How the reorg unfolded
The event began when multiple miners found valid blocks at nearly the same time, creating a temporary fork.
Foundry mined its own version of block 941881 while AntPool produced a competing block at the same height.
ViaBTC then extended the AntPool branch with block 941882, while Foundry simultaneously built an alternative version of the same block on its own chain.
Foundry ultimately mined seven consecutive blocks on its branch, making it the heaviest chain by cumulative proof of work.
As a result, the blocks mined by AntPool and ViaBTC became stale — valid blocks that fell outside Bitcoin’s canonical ledger, meaning those miners received no rewards for them.
Pool size and hashrate
Foundry’s dominance in network hashrate likely influenced the outcome.
Foundry USA Pool controls roughly 32.2% of Bitcoin’s hashrate, compared with 15.7% for AntPool and 7.2% for ViaBTC.

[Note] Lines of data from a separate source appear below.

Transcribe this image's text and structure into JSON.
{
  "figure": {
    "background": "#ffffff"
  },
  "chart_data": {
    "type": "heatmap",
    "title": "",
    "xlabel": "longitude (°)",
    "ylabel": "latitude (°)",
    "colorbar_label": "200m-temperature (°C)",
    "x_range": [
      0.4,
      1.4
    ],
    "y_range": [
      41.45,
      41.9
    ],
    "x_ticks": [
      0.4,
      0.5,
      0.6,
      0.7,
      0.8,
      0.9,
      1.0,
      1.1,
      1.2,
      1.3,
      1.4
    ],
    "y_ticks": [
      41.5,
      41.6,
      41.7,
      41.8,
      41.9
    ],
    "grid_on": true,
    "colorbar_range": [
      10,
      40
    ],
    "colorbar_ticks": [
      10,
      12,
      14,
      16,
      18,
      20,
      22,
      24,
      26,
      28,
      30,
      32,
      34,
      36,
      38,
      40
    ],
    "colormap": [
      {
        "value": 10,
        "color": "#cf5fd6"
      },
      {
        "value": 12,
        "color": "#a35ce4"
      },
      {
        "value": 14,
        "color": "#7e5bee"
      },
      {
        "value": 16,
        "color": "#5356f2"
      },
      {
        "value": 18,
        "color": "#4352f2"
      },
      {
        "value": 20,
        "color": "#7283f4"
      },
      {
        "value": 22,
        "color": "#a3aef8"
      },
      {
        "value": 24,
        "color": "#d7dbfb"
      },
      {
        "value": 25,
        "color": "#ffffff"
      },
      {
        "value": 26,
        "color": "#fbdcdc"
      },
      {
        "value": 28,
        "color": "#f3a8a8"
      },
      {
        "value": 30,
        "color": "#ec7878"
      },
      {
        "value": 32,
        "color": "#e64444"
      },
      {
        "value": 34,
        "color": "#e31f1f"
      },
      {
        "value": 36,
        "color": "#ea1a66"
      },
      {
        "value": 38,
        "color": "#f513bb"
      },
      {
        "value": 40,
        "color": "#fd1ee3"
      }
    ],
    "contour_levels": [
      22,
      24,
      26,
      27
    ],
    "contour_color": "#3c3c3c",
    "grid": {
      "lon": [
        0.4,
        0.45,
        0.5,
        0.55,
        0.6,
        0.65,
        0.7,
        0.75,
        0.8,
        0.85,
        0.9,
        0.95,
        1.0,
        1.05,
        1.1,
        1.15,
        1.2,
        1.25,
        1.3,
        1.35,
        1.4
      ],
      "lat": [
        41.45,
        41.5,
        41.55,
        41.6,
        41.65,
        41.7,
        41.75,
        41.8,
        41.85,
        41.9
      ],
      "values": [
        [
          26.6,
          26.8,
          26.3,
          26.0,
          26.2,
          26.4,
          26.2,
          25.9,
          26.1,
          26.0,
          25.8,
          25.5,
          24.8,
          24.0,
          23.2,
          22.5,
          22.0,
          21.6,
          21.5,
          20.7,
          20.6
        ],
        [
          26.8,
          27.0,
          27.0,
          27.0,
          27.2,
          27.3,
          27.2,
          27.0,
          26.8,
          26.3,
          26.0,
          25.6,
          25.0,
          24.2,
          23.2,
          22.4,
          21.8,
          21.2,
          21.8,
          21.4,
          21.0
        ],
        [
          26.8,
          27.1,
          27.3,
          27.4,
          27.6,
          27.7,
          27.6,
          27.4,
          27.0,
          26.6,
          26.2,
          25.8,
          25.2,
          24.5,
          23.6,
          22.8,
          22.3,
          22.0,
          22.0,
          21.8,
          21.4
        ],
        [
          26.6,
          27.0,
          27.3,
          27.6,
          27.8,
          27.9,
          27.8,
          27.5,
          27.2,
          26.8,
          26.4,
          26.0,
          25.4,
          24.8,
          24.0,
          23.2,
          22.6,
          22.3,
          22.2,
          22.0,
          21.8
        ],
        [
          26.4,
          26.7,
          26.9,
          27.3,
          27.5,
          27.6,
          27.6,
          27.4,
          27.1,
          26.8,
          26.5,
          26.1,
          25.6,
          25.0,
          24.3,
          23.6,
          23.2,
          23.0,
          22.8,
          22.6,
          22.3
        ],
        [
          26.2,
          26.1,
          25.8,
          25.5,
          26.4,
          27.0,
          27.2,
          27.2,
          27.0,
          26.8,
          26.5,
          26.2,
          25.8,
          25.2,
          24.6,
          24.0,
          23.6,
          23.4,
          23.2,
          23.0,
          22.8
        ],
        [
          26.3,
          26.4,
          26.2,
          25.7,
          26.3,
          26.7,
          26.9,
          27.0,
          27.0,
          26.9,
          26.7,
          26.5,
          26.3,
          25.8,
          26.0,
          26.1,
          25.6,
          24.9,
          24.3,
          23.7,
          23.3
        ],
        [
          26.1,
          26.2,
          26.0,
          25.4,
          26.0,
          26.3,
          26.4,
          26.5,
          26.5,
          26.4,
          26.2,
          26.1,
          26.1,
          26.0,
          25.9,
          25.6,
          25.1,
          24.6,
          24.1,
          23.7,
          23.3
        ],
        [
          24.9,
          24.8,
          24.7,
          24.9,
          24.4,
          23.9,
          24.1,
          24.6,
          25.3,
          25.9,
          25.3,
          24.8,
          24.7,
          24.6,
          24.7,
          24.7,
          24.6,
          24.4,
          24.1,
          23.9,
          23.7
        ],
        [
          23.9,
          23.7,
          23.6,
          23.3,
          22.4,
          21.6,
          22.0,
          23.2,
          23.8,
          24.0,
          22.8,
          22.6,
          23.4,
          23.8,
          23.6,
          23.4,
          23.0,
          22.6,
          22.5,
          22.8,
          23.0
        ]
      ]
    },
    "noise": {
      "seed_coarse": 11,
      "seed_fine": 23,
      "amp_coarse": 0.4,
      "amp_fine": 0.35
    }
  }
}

Bitcoin developer “b10c” noted that a pool’s chance of finding the next block is proportional to its share of total hashrate, meaning larger pools have a natural statistical edge during short-lived forks.
What happened to the displaced transactions
Transactions included in the stale blocks were not lost.
They either already existed in the winning chain or returned to the mempool for possible inclusion in later blocks.
The episode reflects Bitcoin’s consensus rules operating as designed — nodes reorganized to the heavier chain, restoring a single canonical history.
While single-block reorganizations occur occasionally, a two-block event is less common but still a known outcome of near-simultaneous block discovery and ordinary network propagation.